Week 3 predictions were less than ideal for my standards. For spread, ML and over/under betting, the model performed the same as flipping a coin for each choice, 50/50.
Because of this, I decided to make major adjustments to the model.
Initially, the model was using historical data including team statistics from 1970 for every game and attempted to predict the score of each team independently and then use those scores to construct the betting picks. On a team by team level, this actually performed pretty well! The average absolute error was about 6 points! That’s not too far off for NFL score predictions. However, the fact of the matter is that teams playing against each other are not independent events. So when two teams matched up and the predictions were 27 to 24, it really meant the prediction was 27 ± 6 and 24 ± 6. This meant that the score for each team was expected to be in a range [21,34] - [18,30]. This doesn’t actually create a valuable prediction. There is so much overlap and so many scores in between these ranges that could lead to any outcome.
For these reasons, instead of treating these events as separate independent scores, I changed the output variable to be the difference between the home team’s score and the away team’s score. This change in variables now treats the game as one event with one single defined outcome. Additionally, I ran a separate model to predict the total score of the game as well. From these two numbers, we can create the predictions for what the score will be. I also chose to use only data since 2000, which was a data scientist assumption that the game of football has transformed too much since the ‘70s to use the entire dataset. See photos below of the frequency distribution of the spreads of the games in the past 20 years as well as the total scores.
Both photos make a lot of sense, it looks like both spreads and total scores are somewhat normally distributed. Interestingly enough, the mode of the spreads is a close game home loss! That is something I was not expecting at all.
Coupled with these changes, I also engineered several new variables to capture a team’s strength in the season. I created variables that would hold season averages up to and excluding the week of the game I am trying to predict the spread and total score for. For example, in Week 4, we would use an average of points scored through the first three weeks. This added information helps the model get a full picture of the team from a season perspective and also gives the team the benefit of the doubt if they have an off week.

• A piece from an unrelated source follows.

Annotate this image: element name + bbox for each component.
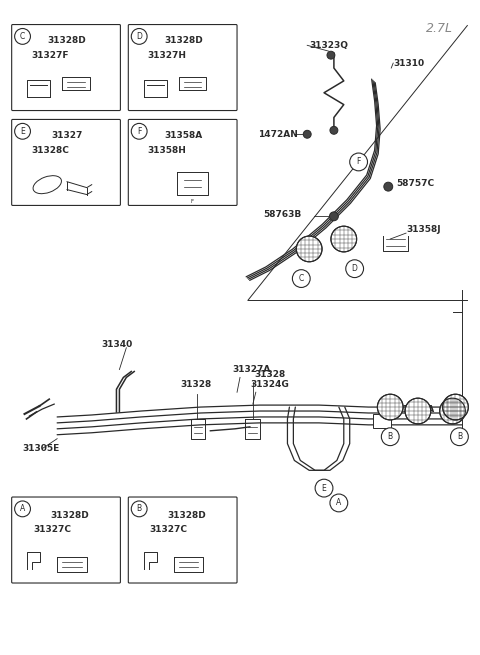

Further, I changed the k-fold cross validation from k = 5 to k = 10 for a more robust validation set. I also decided to change the metric for accuracy between models to minimize for mean squared error instead of mean residual deviance. I also set aside 2020 data on its own and tested the model against 2020 data it had not seen (Week 2 and 3) and it performed actually better than the original model.
Finally, I decided to add a way to measure probabilities for each of the bets that the model predicts. This way, I can give bettors an idea as to how likely different predictions will perform and gives me the confidence to choose which predictions are more likely to come true. The way I do this is by first running the model and generating the predicted spread and total score. Then I look at predictions across all 20 years of data, finding similar predictions to the one in question. From there, I examine how often historically the model would have predicted the correct moneyline, covering the spread, and the over or under set by the sportsbook.
For example, when examining the Packers-Falcons game coming up on Monday, the model predicts that the spread will be Packers by 10 and the total score to be 72. To calculate the probabilities, I look historically at predictions where a team is predicted to win by 10 and examine how often that team wins outright and how often they cover the 8 point spread that the Packers will need to cover on Monday. Then do the same for the total score. By doing this I not only see how well the model performs historically, I also can get an idea what to expect in the upcoming game.
As an addition to the instagram prediction posts, I have also added probability icons. These will be used to quickly and easily see how likely the predictions are to come true, solely based on the historically similar predictions. I quite like this method, as it gives me hope that these slight analytical edges will help provide a better record of predictions.
I’m feeling much more confident about the model predictions this week and we’ll have to wait and see!